The American dream has taken hold of a sleepy Irish town in Marie Jones’ 1996 play “Stones in His Pockets,” currently staged at the Yale Repertory Theatre by director Evan Yionoulis ’82 DRA ’85. A Hollywood film crew has come to shoot on location, upending the townspeople’s lives and infecting everyone with the desire to be rich and famous.
Two of these people are Charlie Conlon (Euan Morton) and Jake Quinn (Fred Arsenault). Cast as extras in the film, they “dig turf,” “look dispossessed” and, between takes, talk about their aspirations to be Somebodies. After all, the Somebodies very clearly have the power. There’s Simon, the first assistant director who constantly relays his orders through Aisling, his faithful and bossy subordinate. Then there is Clem, the anxious, flamboyant director, and Kurt Steiner, the hunky American actor. Above all, there is Caroline Giovanni, the narcissistic American starlet with sultry eyes and swaying hips. She is the queen bee on this set, engaging with the locals reluctantly, as if she belonged to a higher breed of human.

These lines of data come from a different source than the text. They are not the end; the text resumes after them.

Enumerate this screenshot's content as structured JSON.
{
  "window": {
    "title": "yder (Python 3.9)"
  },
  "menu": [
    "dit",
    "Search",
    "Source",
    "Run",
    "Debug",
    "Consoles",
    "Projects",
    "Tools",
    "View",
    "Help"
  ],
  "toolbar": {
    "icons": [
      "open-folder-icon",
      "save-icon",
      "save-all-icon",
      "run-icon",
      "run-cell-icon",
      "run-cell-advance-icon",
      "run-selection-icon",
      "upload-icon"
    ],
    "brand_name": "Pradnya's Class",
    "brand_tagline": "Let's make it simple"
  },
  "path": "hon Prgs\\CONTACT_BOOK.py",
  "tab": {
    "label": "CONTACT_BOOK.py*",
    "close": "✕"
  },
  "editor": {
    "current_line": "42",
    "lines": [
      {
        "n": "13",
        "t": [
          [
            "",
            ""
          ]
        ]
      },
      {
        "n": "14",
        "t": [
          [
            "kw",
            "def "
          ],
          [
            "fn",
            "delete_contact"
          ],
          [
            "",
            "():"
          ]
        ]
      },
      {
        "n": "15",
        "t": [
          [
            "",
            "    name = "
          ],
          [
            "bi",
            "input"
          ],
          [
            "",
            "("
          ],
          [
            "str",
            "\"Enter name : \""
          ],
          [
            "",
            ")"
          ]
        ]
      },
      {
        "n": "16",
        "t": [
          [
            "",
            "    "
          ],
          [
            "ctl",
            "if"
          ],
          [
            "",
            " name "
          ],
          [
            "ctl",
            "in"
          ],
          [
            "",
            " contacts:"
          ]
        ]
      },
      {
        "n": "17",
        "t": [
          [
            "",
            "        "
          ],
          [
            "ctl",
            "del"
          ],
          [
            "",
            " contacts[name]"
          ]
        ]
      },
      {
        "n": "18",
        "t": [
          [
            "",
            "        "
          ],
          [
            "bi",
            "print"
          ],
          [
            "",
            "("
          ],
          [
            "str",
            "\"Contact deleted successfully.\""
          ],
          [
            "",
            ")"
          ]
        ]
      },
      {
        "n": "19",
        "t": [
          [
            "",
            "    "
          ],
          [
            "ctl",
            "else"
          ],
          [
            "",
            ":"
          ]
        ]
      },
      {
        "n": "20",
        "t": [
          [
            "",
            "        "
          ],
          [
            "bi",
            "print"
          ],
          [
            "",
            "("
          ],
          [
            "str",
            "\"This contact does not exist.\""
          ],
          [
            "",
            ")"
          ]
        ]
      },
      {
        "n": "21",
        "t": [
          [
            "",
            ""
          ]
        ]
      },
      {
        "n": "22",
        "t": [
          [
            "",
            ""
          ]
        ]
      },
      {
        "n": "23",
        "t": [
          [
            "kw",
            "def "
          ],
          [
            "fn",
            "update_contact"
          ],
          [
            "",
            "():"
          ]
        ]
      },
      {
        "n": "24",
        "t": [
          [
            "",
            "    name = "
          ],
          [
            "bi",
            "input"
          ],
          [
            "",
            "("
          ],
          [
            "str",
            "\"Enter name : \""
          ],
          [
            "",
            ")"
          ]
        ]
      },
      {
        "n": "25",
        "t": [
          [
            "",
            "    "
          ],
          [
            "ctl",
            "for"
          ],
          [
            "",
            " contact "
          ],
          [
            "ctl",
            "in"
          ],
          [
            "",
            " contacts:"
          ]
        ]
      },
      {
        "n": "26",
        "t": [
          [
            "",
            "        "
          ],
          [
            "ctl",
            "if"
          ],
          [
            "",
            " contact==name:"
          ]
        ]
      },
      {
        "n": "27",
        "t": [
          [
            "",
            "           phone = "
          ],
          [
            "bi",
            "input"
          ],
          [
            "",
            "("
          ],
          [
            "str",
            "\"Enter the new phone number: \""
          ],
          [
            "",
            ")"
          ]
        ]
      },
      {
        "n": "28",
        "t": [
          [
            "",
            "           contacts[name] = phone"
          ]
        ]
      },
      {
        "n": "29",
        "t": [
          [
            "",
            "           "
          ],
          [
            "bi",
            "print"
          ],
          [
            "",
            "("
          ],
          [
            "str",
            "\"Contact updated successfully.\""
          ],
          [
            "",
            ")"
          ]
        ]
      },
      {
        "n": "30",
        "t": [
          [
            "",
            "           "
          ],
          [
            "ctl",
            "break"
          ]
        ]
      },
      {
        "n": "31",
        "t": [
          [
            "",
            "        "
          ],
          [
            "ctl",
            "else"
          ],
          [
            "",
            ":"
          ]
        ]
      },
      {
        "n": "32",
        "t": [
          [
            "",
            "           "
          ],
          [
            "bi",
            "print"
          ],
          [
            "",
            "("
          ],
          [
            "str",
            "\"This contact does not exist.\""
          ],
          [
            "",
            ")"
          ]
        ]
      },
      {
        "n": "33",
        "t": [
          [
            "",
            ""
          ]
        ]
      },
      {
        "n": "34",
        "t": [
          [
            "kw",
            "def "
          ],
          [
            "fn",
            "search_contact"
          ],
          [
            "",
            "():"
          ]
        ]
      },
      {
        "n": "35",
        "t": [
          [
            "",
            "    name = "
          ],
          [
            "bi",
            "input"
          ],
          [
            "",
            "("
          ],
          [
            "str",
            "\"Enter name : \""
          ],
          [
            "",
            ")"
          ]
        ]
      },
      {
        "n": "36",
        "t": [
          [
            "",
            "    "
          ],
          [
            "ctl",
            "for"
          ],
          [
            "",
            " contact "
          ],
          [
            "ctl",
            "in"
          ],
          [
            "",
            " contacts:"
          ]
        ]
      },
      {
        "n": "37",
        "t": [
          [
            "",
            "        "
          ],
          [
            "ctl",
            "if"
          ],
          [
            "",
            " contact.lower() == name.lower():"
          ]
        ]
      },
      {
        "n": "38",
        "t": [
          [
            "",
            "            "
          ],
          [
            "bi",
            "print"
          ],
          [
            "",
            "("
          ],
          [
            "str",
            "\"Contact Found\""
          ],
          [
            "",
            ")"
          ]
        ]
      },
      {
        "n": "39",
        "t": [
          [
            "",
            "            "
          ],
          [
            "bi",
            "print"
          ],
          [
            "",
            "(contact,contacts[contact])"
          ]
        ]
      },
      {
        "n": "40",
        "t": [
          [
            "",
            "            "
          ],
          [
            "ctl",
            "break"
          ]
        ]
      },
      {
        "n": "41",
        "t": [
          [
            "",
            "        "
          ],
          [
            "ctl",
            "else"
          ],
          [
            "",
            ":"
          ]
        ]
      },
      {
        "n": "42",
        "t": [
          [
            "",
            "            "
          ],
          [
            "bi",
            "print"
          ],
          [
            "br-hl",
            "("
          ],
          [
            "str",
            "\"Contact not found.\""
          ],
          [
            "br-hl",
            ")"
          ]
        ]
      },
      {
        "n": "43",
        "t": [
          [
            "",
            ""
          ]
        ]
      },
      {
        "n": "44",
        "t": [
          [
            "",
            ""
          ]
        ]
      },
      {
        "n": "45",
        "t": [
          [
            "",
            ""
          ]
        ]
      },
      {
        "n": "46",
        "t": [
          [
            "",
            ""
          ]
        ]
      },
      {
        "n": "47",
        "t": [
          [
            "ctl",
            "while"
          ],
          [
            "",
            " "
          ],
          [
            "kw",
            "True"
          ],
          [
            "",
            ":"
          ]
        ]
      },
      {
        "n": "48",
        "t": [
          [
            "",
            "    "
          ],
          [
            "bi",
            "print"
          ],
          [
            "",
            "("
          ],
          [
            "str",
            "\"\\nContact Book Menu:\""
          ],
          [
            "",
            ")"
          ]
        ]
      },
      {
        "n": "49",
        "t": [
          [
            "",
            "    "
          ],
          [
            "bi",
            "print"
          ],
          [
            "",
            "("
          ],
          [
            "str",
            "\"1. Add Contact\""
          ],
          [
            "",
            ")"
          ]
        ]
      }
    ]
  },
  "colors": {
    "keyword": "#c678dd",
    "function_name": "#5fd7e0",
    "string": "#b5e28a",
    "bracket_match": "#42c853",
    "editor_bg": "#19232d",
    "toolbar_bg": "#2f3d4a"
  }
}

In reality, of course, she is just as human as everyone else. This is made clear by the fact that she — like Simon, Aisling, Clem, Kurt and every townsperson — is played by either Morton or Arsenault. In this respect, the play is a joy to watch: As the action moves from the cafeteria to Caroline’s dressing room, from the movie set to the local pub and back again, the two actors engage in impressive shape-shifting acrobatics. Their characters are diverse in speech and physicality, yet the movement between them is elegant and precise — never do we wonder who is speaking, or to whom. This ability to conjure up an entire world is almost magical; sometimes, in moments of rapid character changes, it is easy to forget that there are only two actors on stage.
Through it all, Charlie and Jake are our unambiguous protagonists. Though the play takes comic detours into other lives, our focus is on this pair of extras. Starry-eyed Charlie is the optimist of the two — he has a film script that is bound to get him noticed. “Doesn’t matter if you’re nobody,” he tells a skeptical Jake. “Talent is talent, and that wins out in the end.” But Jake isn’t so easily convinced. He has seen the inner workings of the Hollywood machine, and he knows that the path to the top is more nepotistic than meritocratic. Jake is also principled; he refuses to sacrifice his culture on the altar of fame. He will not be complicit in romanticizing Irish peasanthood to advance his own career, even when Caroline gives him the opportunity to do just that.
By the play’s conclusion, Charlie and Jake have decided to break from selfish, soulless Hollywood. They’ll make their own film! As the lights fade to black, they breathlessly plan its opening moments. The vision is uplifting, but pause to think about it, and you realize they are doomed to fail. Yet here we are not supposed to think. After dedicating nearly two hours to exposing the evils of our fame-driven capitalism, “Stones in His Pockets” neuters its own criticism, claiming implicitly that an evil system is no match for personal integrity.
But that is wrong. The system has money, power and status. It is hegemonic. To pretend otherwise is to falsely assuage. “Stones in His Pockets” should conclude with a vision of how to move forward; instead, Yionoulis’ production acts in service of the very evil it seems to diagnose. The worst part is that it is so entertaining in the process.